Yang hilang itu, bernama respect of time. Bangun pagi benar, bisa. Sahur mendekati shubuh, bisa. Shalat Shubuh jamaah, bisa. Beraktivitas, masuk kerja, masuk sekolah, tetap tepat waktu, bisa. Shalat dhuhur, ashr, maghrib, berjamaah dan tepat waktu, bisa. Berbuka puasa tepat waktu tet saat adzan, bisa. Shalat isya dan tarawih tepat waktu, bisa. Tetap tilawah dan beraktivitas malam sampai tidur lalu bangun shalat malam tepat waktu, bisa. Apakah setelah “ngoyo” atau berupaya seperti itu lalu kita kelelahan? Jatuh sakit? Tidak pula. Sebuah kondisi time management yang kondusif dan bukti nyata bahwa kita mampu tepat waktu. Bukan sehari dua hari, namun 1 bulan. Dan kini #RamadhanAkanPergi.

Yang hilang itu, bernama saudara-pejuang-pemakmur masjid. Merasakan penuhnya jadwal piknik ke taman-taman surga dari pagi sampai malam. Melihat penuhnya masjid diawal ramadhan, sebanyak itulah saudara kita. Melihat depan, belakang, kanan, kiri, sudut-sudut ruang, baik yang melingkar atau berjajar, sama-sama tilawah Al-Qur’an, menjaga pintu-pintu masjid terbuka dan lampu-lapun masjid tetap menyala sampai larut malam. Sunnah, so pasti, namun dilain sisi lagi-lagi suatu kondisi yang kondusif, kondisi yang “hidup”, kondisi yang diidam-idamkan oleh masjid manapun. Dan kini #RamadhanAkanPergi.

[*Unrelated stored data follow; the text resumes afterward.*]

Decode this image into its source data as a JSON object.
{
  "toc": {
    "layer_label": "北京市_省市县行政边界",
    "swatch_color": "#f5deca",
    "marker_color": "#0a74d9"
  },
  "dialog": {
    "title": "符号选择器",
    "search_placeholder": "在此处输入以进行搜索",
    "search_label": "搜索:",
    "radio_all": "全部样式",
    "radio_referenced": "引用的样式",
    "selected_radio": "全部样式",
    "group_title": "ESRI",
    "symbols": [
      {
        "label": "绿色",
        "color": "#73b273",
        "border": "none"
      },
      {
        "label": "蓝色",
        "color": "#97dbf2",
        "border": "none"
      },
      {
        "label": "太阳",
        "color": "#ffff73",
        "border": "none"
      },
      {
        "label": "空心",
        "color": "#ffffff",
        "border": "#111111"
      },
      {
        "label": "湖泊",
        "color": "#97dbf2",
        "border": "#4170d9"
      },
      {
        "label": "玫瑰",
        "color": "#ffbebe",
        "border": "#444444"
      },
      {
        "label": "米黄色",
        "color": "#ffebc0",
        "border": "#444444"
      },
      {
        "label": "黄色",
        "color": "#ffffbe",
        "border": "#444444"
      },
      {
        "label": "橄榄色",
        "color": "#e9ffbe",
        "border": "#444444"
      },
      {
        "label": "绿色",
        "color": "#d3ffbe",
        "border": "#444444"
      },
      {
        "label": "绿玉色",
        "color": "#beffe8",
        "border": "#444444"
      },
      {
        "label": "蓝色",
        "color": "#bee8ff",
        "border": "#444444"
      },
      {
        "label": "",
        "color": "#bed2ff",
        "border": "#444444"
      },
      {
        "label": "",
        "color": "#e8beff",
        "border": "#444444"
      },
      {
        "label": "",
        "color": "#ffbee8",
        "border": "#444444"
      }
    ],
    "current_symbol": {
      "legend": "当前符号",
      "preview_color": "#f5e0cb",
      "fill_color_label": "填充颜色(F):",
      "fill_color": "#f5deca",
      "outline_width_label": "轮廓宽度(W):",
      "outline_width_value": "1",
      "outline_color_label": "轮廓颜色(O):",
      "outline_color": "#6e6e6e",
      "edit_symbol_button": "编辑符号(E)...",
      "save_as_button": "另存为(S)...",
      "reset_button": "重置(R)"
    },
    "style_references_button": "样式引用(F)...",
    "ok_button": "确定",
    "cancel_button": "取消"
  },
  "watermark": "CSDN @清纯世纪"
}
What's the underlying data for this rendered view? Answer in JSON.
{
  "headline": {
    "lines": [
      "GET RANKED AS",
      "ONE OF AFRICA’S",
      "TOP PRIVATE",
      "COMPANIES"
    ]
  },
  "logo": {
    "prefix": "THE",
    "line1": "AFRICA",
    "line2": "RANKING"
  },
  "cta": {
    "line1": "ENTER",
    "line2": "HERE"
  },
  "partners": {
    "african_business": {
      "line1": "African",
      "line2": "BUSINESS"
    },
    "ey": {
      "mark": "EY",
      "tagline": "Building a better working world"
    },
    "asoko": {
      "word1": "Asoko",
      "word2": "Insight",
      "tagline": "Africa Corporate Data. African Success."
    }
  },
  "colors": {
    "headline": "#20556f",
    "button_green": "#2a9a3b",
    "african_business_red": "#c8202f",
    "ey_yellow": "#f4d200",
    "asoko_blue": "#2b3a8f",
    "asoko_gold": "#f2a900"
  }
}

Yang hilang itu, bernama lailatul qadr. 1 malam saja, bernilai lebih baik dari 1000 bulan. Disaat malam-malam lain hanya membuat kita galau karena single, menatap takjub langit yang mendung, maupun menatap kosong langit indah penuh bintang, 1 malam ini benar-benar menggerakkan kegalauan dan tatapan palsu itu menjadi lantunan kalamullah sembari berdo’a memohon ampunan atas segala jenis dosa yang telah melangit ini. 1 malam tak terduga yang mampu menggerakkan semangat taqwallah minimal dalam 10 hari terakhir ini. Dan kini #RamadhanAkanPergi.

Yang hilang itu, double-triple-quadruple-infinity exp. Gamer setia pasti tahu exp (experience) berguna untuk naik level. Namun kita orang biasa cukup paham dengan pahala. Saat  1 kebaikan dilipatgandakan 10x atau 700x atau lebih dari itu, disaat yang sama sunnah dinilai wajib, yang wajib dilipatgandakan sekian kali yang wajib. Matematika Allah memang beda. Namun cukup menyadarkan betapa pahala benar-benar ready stock dalam jumlah tak terbatas dan siap kita raup sebanyak mungkin, setiap hari, setiap waktu, every where. Dan kini #RamadhanAkanPergi.

Pembaca yang terhormat, penulis yakin sebenarnya masih banyak hal yang akan hilang ketika bulan ramadhan ini usai. Dan, “...kenikmatan tiada tara ketika sebuah pintu dibuka dan pintu yang lain ditutup...”, ketika pintu-pintu neraka dibuka selebar-lebarnya, syaithan tidak lagi dibelenggu, apakah hati ini akan rindu ramadhan? Akankah diri ini tergerak untuk “melanjutkan” nafas-nafas ramadhan? Akankah diri ini mampu “menjaga” ramadhan sampai ramadhan berikutnya?.... Apakah kita yakin masih diperkenankan Allah bertemu dengan ramadhan tahun depan hanya untuk mendapatkan kebahagian-kebahagian tersebut?....


Akhir kata, penulis mohon maaf atas segala hal yang tidak selayaknya ditulis, maafkan atas segala sindiran yang ada. Mohon maaf juga atas segala kesalahan pribadi penulis didunia nyata. Kritik dan saran yang membangun sangat dibutuhkan oleh penulis. Wassalamu’alaykum, Pembaca.